LED Identification

Thread Starter

jhh2012

Joined Feb 10, 2012
6
HELP, I have some leds that I can't identify. These leds were used in a factory to check the thickness of plastic bottles ( about a 1000 on a panel.) I thought they were Infrared. I connected one to my power supply and started at 11/2 volts ( I had a digital camera to view what it did as I thought it would be visible at the right voltage) and nothing happened till I reached 12 volts and it flashed red and shot it. Sooo than I thought it was UV did the same thing except had the led against a white paper (no blue light) and at 12 volts the same little red flash and another shot led. I decided to check a couple on my multimeter led tester and connected red to POS (little side)and black to NEG (big side) and got no reading but when I reversed the leads it has a reading all the time??? On a regular led it (the multimeter) flashes a reading and and than goes blank if it is good.PLEASE can someone tell me what I might have here as this is driving me crazy ha ha . I've googled every phrase I can think of to try to find something with no luck. PLEASE HELP JIM
 

spinnaker

Joined Oct 29, 2009
7,830
LEDs should light WELL before 12V. Even some high intensity LEDs have a forward voltage of only 4.5V.

LEDs are current sensitive. Most can only take 30ma or so. You went well beyond that.

Basically all you saw was the arc from the diode burning out and shorting. You need a current limiter.
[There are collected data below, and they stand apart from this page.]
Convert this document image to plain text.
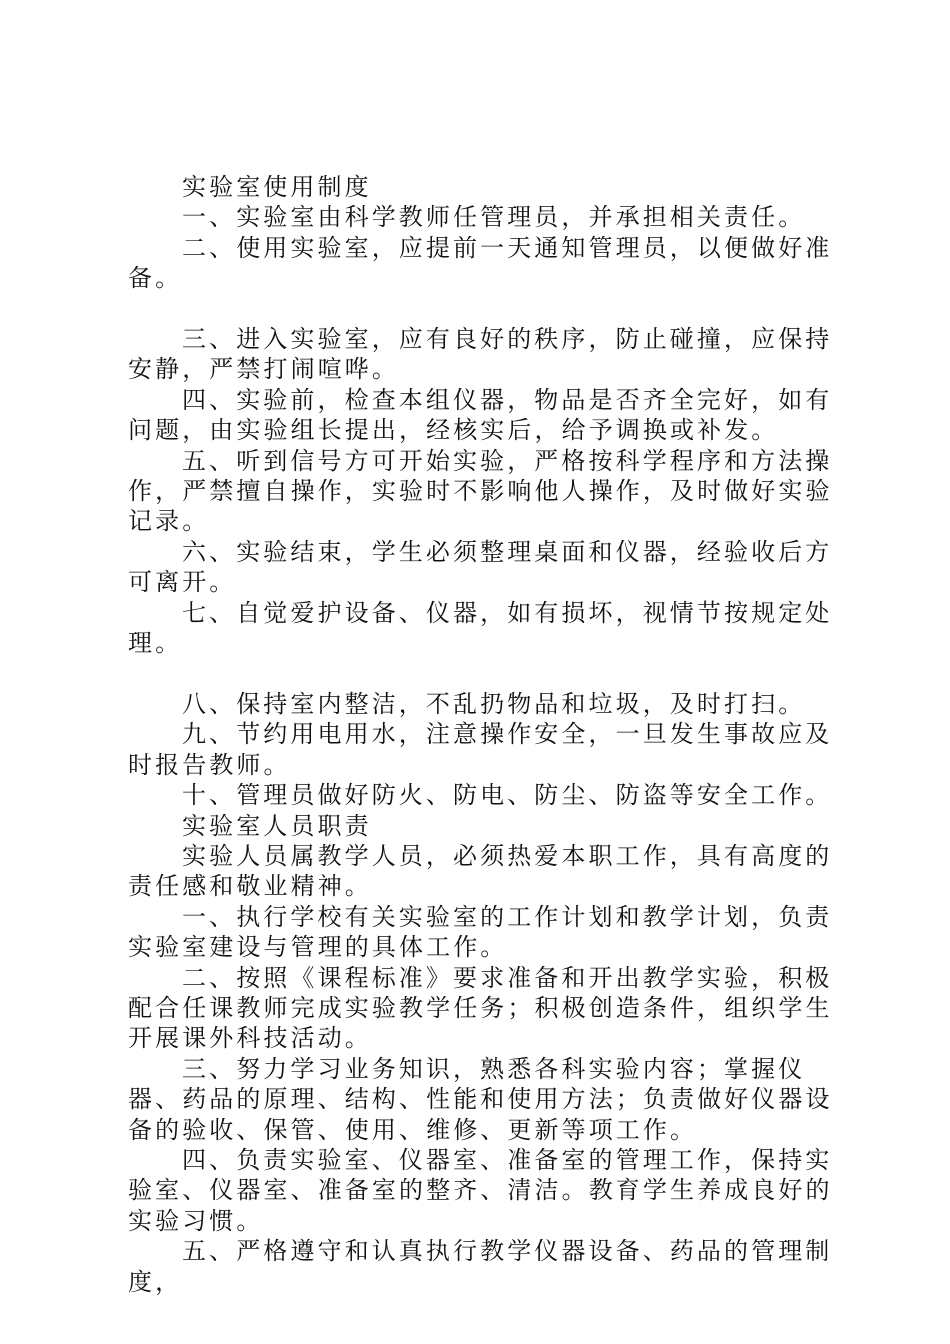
实验室使用制度

一、实验室由科学教师任管理员，并承担相关责任。

二、使用实验室，应提前一天通知管理员，以便做好准备。

三、进入实验室，应有良好的秩序，防止碰撞，应保持安静，严禁打闹喧哗。

四、实验前，检查本组仪器，物品是否齐全完好，如有问题，由实验组长提出，经核实后，给予调换或补发。

五、听到信号方可开始实验，严格按科学程序和方法操作，严禁擅自操作，实验时不影响他人操作，及时做好实验记录。

六、实验结束，学生必须整理桌面和仪器，经验收后方可离开。

七、自觉爱护设备、仪器，如有损坏，视情节按规定处理。

八、保持室内整洁，不乱扔物品和垃圾，及时打扫。

九、节约用电用水，注意操作安全，一旦发生事故应及时报告教师。

十、管理员做好防火、防电、防尘、防盗等安全工作。

实验室人员职责

实验人员属教学人员，必须热爱本职工作，具有高度的责任感和敬业精神。

一、执行学校有关实验室的工作计划和教学计划，负责实验室建设与管理的具体工作。

二、按照《课程标准》要求准备和开出教学实验，积极配合任课教师完成实验教学任务；积极创造条件，组织学生开展课外科技活动。

三、努力学习业务知识，熟悉各科实验内容；掌握仪器、药品的原理、结构、性能和使用方法；负责做好仪器设备的验收、保管、使用、维修、更新等项工作。

四、负责实验室、仪器室、准备室的管理工作，保持实验室、仪器室、准备室的整齐、清洁。教育学生养成良好的实验习惯。

五、严格遵守和认真执行教学仪器设备、药品的管理制度，
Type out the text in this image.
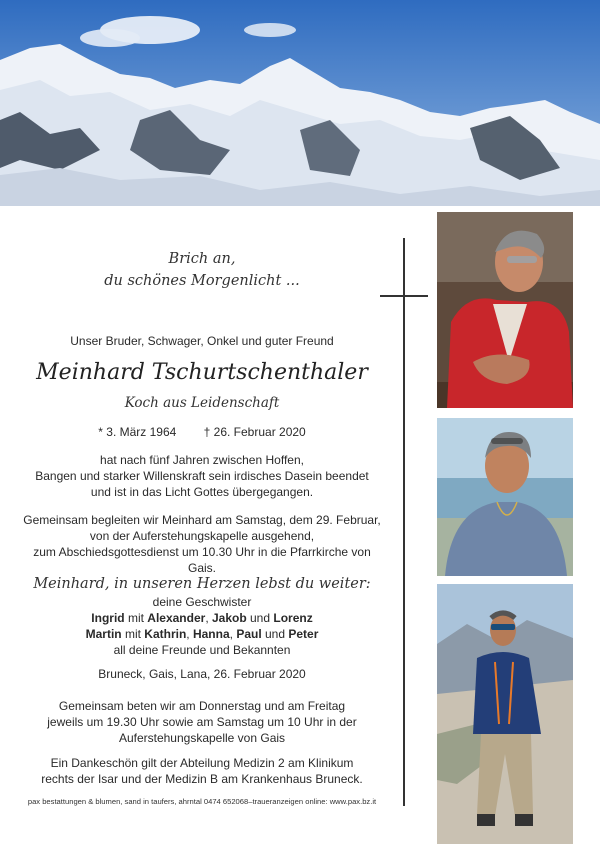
Brich an,
du schönes Morgenlicht ...
Unser Bruder, Schwager, Onkel und guter Freund
Meinhard Tschurtschenthaler
Koch aus Leidenschaft
* 3. März 1964 † 26. Februar 2020
hat nach fünf Jahren zwischen Hoffen,
Bangen und starker Willenskraft sein irdisches Dasein beendet
und ist in das Licht Gottes übergegangen.
Gemeinsam begleiten wir Meinhard am Samstag, dem 29. Februar,
von der Auferstehungskapelle ausgehend,
zum Abschiedsgottesdienst um 10.30 Uhr in die Pfarrkirche von Gais.
Meinhard, in unseren Herzen lebst du weiter:
deine Geschwister
Ingrid mit Alexander, Jakob und Lorenz
Martin mit Kathrin, Hanna, Paul und Peter
all deine Freunde und Bekannten
Bruneck, Gais, Lana, 26. Februar 2020
Gemeinsam beten wir am Donnerstag und am Freitag
jeweils um 19.30 Uhr sowie am Samstag um 10 Uhr in der
Auferstehungskapelle von Gais
Ein Dankeschön gilt der Abteilung Medizin 2 am Klinikum
rechts der Isar und der Medizin B am Krankenhaus Bruneck.
pax bestattungen & blumen, sand in taufers, ahrntal 0474 652068–traueranzeigen online: www.pax.bz.it
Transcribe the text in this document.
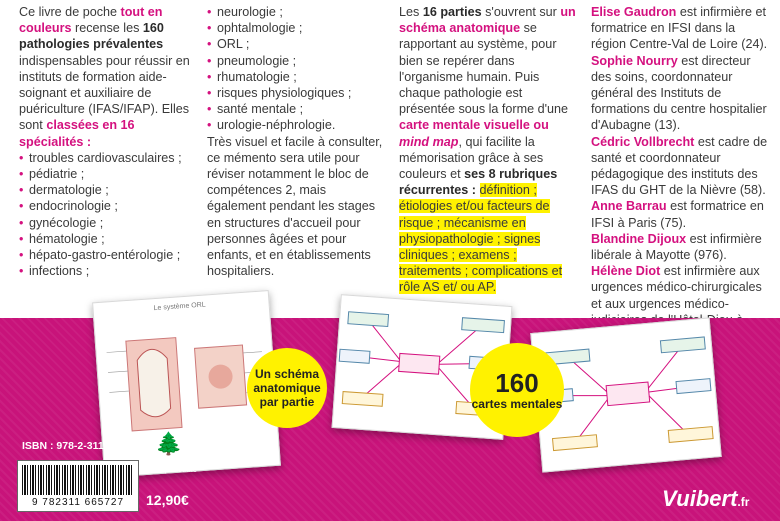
Ce livre de poche tout en couleurs recense les 160 pathologies prévalentes indispensables pour réussir en instituts de formation aide-soignant et auxiliaire de puériculture (IFAS/IFAP). Elles sont classées en 16 spécialités :

• troubles cardiovasculaires ;
• pédiatrie ;
• dermatologie ;
• endocrinologie ;
• gynécologie ;
• hématologie ;
• hépato-gastro-entérologie ;
• infections ;
• neurologie ;
• ophtalmologie ;
• ORL ;
• pneumologie ;
• rhumatologie ;
• risques physiologiques ;
• santé mentale ;
• urologie-néphrologie.

Très visuel et facile à consulter, ce mémento sera utile pour réviser notamment le bloc de compétences 2, mais également pendant les stages en structures d'accueil pour personnes âgées et pour enfants, et en établissements hospitaliers.

Les 16 parties s'ouvrent sur un schéma anatomique se rapportant au système, pour bien se repérer dans l'organisme humain. Puis chaque pathologie est présentée sous la forme d'une carte mentale visuelle ou mind map, qui facilite la mémorisation grâce à ses couleurs et ses 8 rubriques récurrentes : définition ; étiologies et/ou facteurs de risque ; mécanisme en physiopathologie ; signes cliniques ; examens ; traitements ; complications et rôle AS et/ ou AP.

Elise Gaudron est infirmière et formatrice en IFSI dans la région Centre-Val de Loire (24).

Sophie Nourry est directeur des soins, coordonnateur général des Instituts de formations du centre hospitalier d'Aubagne (13).

Cédric Vollbrecht est cadre de santé et coordonnateur pédagogique des instituts des IFAS du GHT de la Nièvre (58).

Anne Barrau est formatrice en IFSI à Paris (75).

Blandine Dijoux est infirmière libérale à Mayotte (976).

Hélène Diot est infirmière aux urgences médico-chirurgicales et aux urgences médico-

Le système ORL
Un schéma anatomique par partie
160
cartes mentales
ISBN : 978-2-311-66572-7
9 782311 665727
🌲
livre écoresponsable
12,90€	Vuibert.fr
If you did not see those diodes light before reaching 12v then chances are they are outside the visual spectrum.
 

Thread Starter

jhh2012

Joined Feb 10, 2012
6
They look just like a regular 5 mm LED and I know I should have used a resistor but when I'm in doubt I just start at low voltage (11/2 volts) and slowly increase till I can see light as this helps me decide what resistor to use. My power supply on a bright white LED with no resistor at 3 volts runs about 24ma. As far as being out of the visual spectrum, that's why I used the camara and white paper. The camara can see INFRARED and if it was UV the white paper should have had a BLUE look. I'm sorry but I don't know of any other LED's that don't lightup. I know the voltage for red, green, yellow,
blue,and bright white as I'v made many lights using these. What concerns me most is it reads like a silicon diode, blocking one way and reading the other. I get a reading with the POS probe connected to the cathode and the NEG probe connected to the anode??? I'm thinking it's not a light emitting diode ???? maybe just DATA ?? JIM
 
Last edited:

GopherT

Joined Nov 23, 2012
8,009
These are probably phototransistors. Most have dark plaastic to filter everything but ir. some are clear. They should block flow in negative direction and Might pop with a red flash if supplied with too much voltage. Try connecting cathode to ground and a nice 100k resistor and 12 volts. Then apply an ir source and measure voltage dorm anode to cathode.
 

Thread Starter

jhh2012

Joined Feb 10, 2012
6
Thanks GopherT thats what they are. I pulled up a data sheet and everything matches. I now have to find something to use 998 of these things for. ha ha I thought I had come in to a lot of good infared LED's. ha ha STUPID ME.
THANKS AGAIN JIM
 

GopherT

Joined Nov 23, 2012
8,009
As you said, it was used for some type of inspection station. You could rig something up to identify shapes, or even "password" protect something using gestures of had swipes across the surface like Window 8 does with the photo-password.